Soviet and Russian gun manufacturer (1942–2013)

Izhevsk Mechanical Plant (Ижевский Механический Завод, Izhevsky Mekhanicheskiy Zavod) or IZHMEKH (ИЖМЕХ) was a major firearms manufacturer founded in Izhevsk in 1942 for manufacturing small arms for the USSR.

In 2013, it merged with Izhmash to form Kalashnikov Concern.

==History==
It was one of the primary factories producing Mosin–Nagant and SVT-40 rifles during World War II for standard issue to Soviet troops.

After the end of World War II, it continued producing firearms, both for military (Makarov pistols) and hunting applications, and later high-tech weapons and civilian machinery.

In 1948, the plant began production of Margolin pistols.

In 1956, the plant began production of IZh-56 combination guns.

Since 1960, Izhmekh supplied hunting shotguns for export under the trademark "Baikal". The first model that began to sell for export was IZh-54 In 1973 plant began production of PSM pistol, in 1978 - IZh-35 pistols.

In 1982, the plant produced a small number of double barreled shotguns, such as the IZh-41. In 1980s plant began production of IZh-38 and IZh-40 air guns, since 1989 - IZh-46 air pistols.
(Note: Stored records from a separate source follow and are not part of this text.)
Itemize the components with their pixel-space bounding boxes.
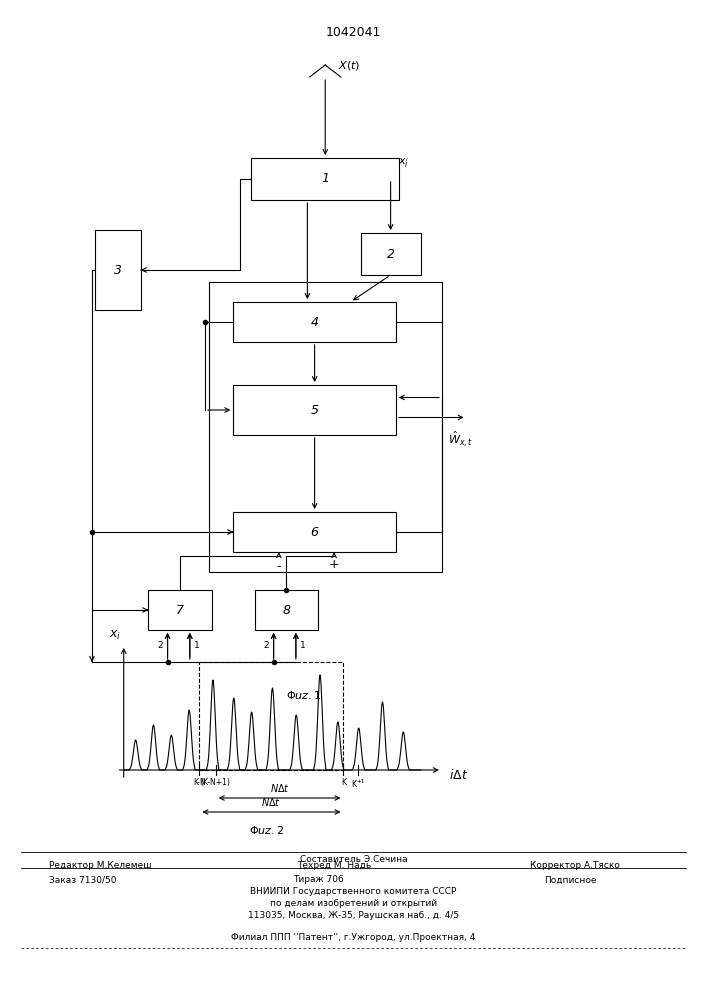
Text: (K-N+1): (K-N+1) [201,778,230,787]
Text: $N\Delta t$: $N\Delta t$ [269,782,290,794]
Text: 5: 5 [310,403,319,416]
Text: Заказ 7130/50: Заказ 7130/50 [49,876,117,884]
Text: Тираж 706: Тираж 706 [293,876,344,884]
Text: ВНИИПИ Государственного комитета СССР: ВНИИПИ Государственного комитета СССР [250,888,457,896]
Text: Редактор М.Келемеш: Редактор М.Келемеш [49,861,152,870]
Text: $\Phi u z.2$: $\Phi u z.2$ [249,824,284,836]
Text: -: - [276,560,281,573]
Text: +: + [329,558,339,571]
Bar [233,302,396,342]
Bar [255,590,318,630]
Text: 6: 6 [310,526,319,538]
Text: $X(t)$: $X(t)$ [338,58,360,72]
Text: $\hat{W}_{x,t}$: $\hat{W}_{x,t}$ [448,430,472,449]
Bar [95,230,141,310]
Text: 4: 4 [310,316,319,328]
Text: по делам изобретений и открытий: по делам изобретений и открытий [270,898,437,908]
Text: Техред М. Надь: Техред М. Надь [297,861,371,870]
Bar [251,158,399,200]
Text: Подписное: Подписное [544,876,597,884]
Text: 2: 2 [264,641,269,650]
Text: 3: 3 [115,263,122,276]
Text: 2: 2 [387,247,395,260]
Bar [209,282,442,572]
Text: K: K [341,778,346,787]
Text: $i\Delta t$: $i\Delta t$ [449,768,468,782]
Bar [199,662,344,770]
Text: 2: 2 [158,641,163,650]
Text: K$^{+1}$: K$^{+1}$ [351,778,366,790]
Text: 8: 8 [282,603,291,616]
Text: 1: 1 [300,641,306,650]
Bar [233,385,396,435]
Text: Составитель Э.Сечина: Составитель Э.Сечина [300,854,407,863]
Text: 1: 1 [321,172,329,185]
Text: $x_i^{_{\prime}}$: $x_i^{_{\prime}}$ [397,157,409,171]
Text: Филиал ППП ''Патент'', г.Ужгород, ул.Проектная, 4: Филиал ППП ''Патент'', г.Ужгород, ул.Про… [231,932,476,942]
Bar [233,512,396,552]
Text: 1042041: 1042041 [326,25,381,38]
Text: K-N: K-N [193,778,206,787]
Text: $N\Delta t$: $N\Delta t$ [262,796,281,808]
Bar [361,233,421,275]
Text: 1: 1 [194,641,200,650]
Text: 113035, Москва, Ж-35, Раушская наб., д. 4/5: 113035, Москва, Ж-35, Раушская наб., д. … [248,912,459,920]
Text: Корректор А.Тяско: Корректор А.Тяско [530,861,620,870]
Text: 7: 7 [176,603,185,616]
Bar [148,590,212,630]
Text: $\Phi u z.1$: $\Phi u z.1$ [286,689,322,701]
Text: $x_i$: $x_i$ [109,629,122,642]
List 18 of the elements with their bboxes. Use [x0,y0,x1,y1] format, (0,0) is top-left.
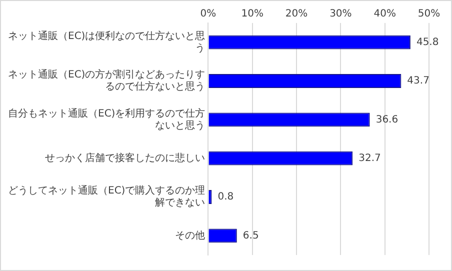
data-label: 32.7 [358,152,381,164]
y-tick-label: ネット通販（EC)の方が割引などあったりするので仕方ないと思う [8,68,206,93]
data-label: 6.5 [242,230,259,242]
y-tick-label: ネット通販（EC)は便利なので仕方ないと思う [8,30,206,54]
data-label: 45.8 [416,36,439,48]
y-tick-label: どうしてネット通販（EC)で購入するのか理解できない [8,184,206,209]
y-tick-label: せっかく店舗で接客したのに悲しい [45,152,206,164]
x-tick-label: 10% [241,8,264,20]
x-tick-label: 0% [200,8,216,20]
y-tick-label: 自分もネット通販（EC)を利用するので仕方ないと思う [8,107,206,132]
x-tick-label: 40% [374,8,396,20]
data-label: 36.6 [376,114,398,126]
y-tick-label: その他 [175,229,206,242]
x-tick-label: 30% [330,8,352,20]
data-label: 43.7 [407,76,430,87]
data-label: 0.8 [218,192,234,203]
x-tick-label: 20% [285,8,308,20]
x-tick-label: 50% [418,8,440,20]
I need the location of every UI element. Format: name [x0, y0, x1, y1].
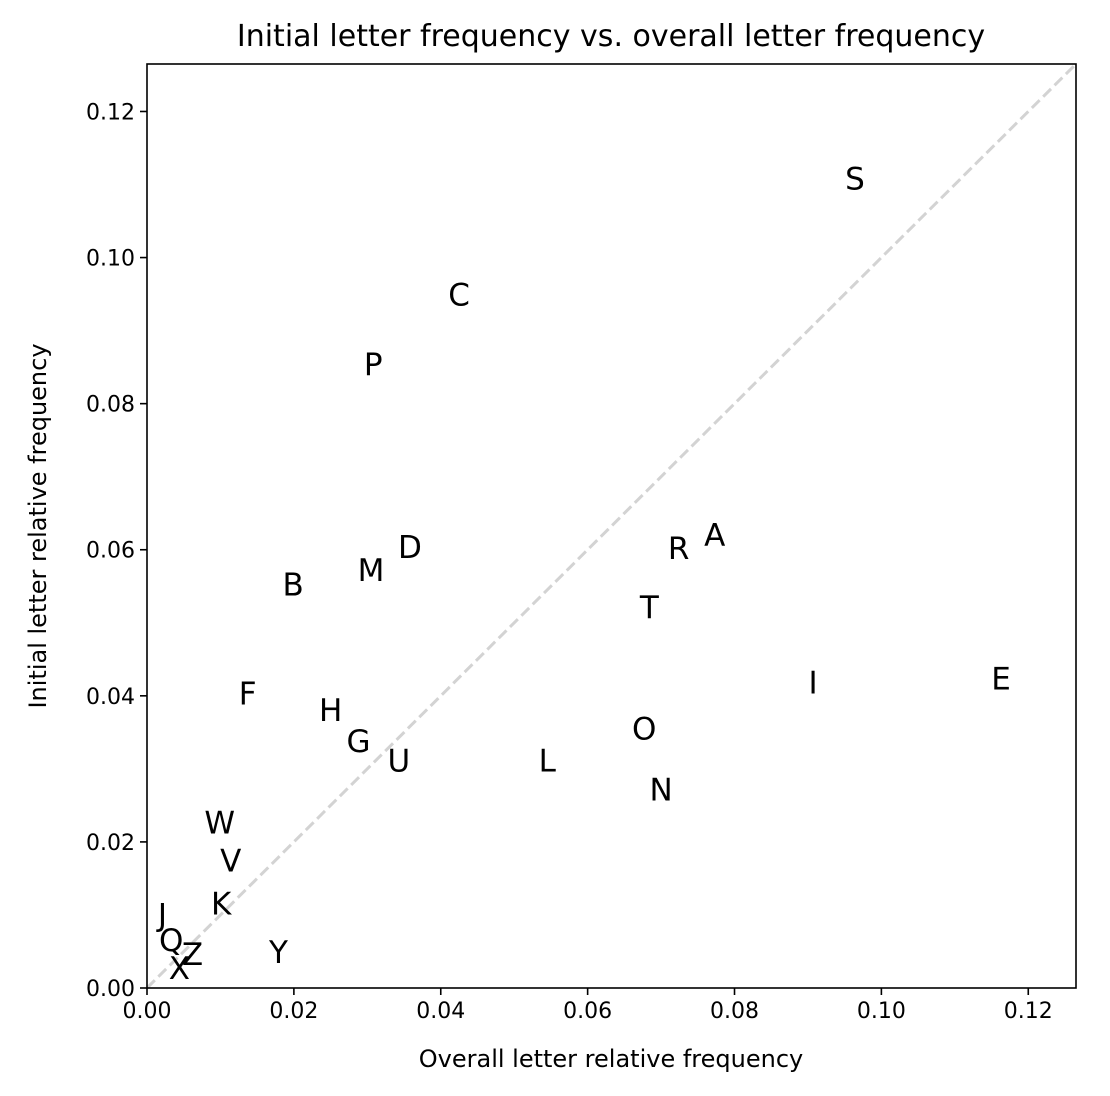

After the dissolution of the Soviet Union the range of civilian products was greatly expanded, but firearms were still its major production. In 1993, Izhmekh began production of the IZh-76 gas pistol (the first model of gas pistol made in Russian Federation), IZh-81 and IZh-94 shotguns.

In 2002, Izhmekh began the production MP-461 pistols, and in 2004 the production of Makarych pistols.

In January 2004, a contract was signed between the Remington Arms company and the plant; Baikal firearms were bought by Remington and would be sold in USA with different names (IZh-18MN were sold as Remington SPR 18, IZh-94 were sold as the Remington SPR94, IZh-18 were sold as the Remington Spartan 100, IZh-43-1S were sold as the Remington Spartan 210, IZh-43 were sold as the Remington Spartan 220, IZh-27 were sold as the Remington Spartan 310 and MP-153 were sold as the Remington Spartan 453).

In 2008, Izhmekh made 9mm pistols, such as the MP-443 Grach and the MP-446 Viking, as well as gas pistols, signal pistols, rifles and several models of smoothbore hunting shotguns.

In 2010, Izhmekh began production of MP-353 pistols.

On August 13, 2013, Izhmash and Izhevsk Mechanical Plant were merged and formally renamed Kalashnikov Concern.

==Literature==
- Н. А. Мокшин. Во имя Победы. 2-е изд. Ижевск, 1975.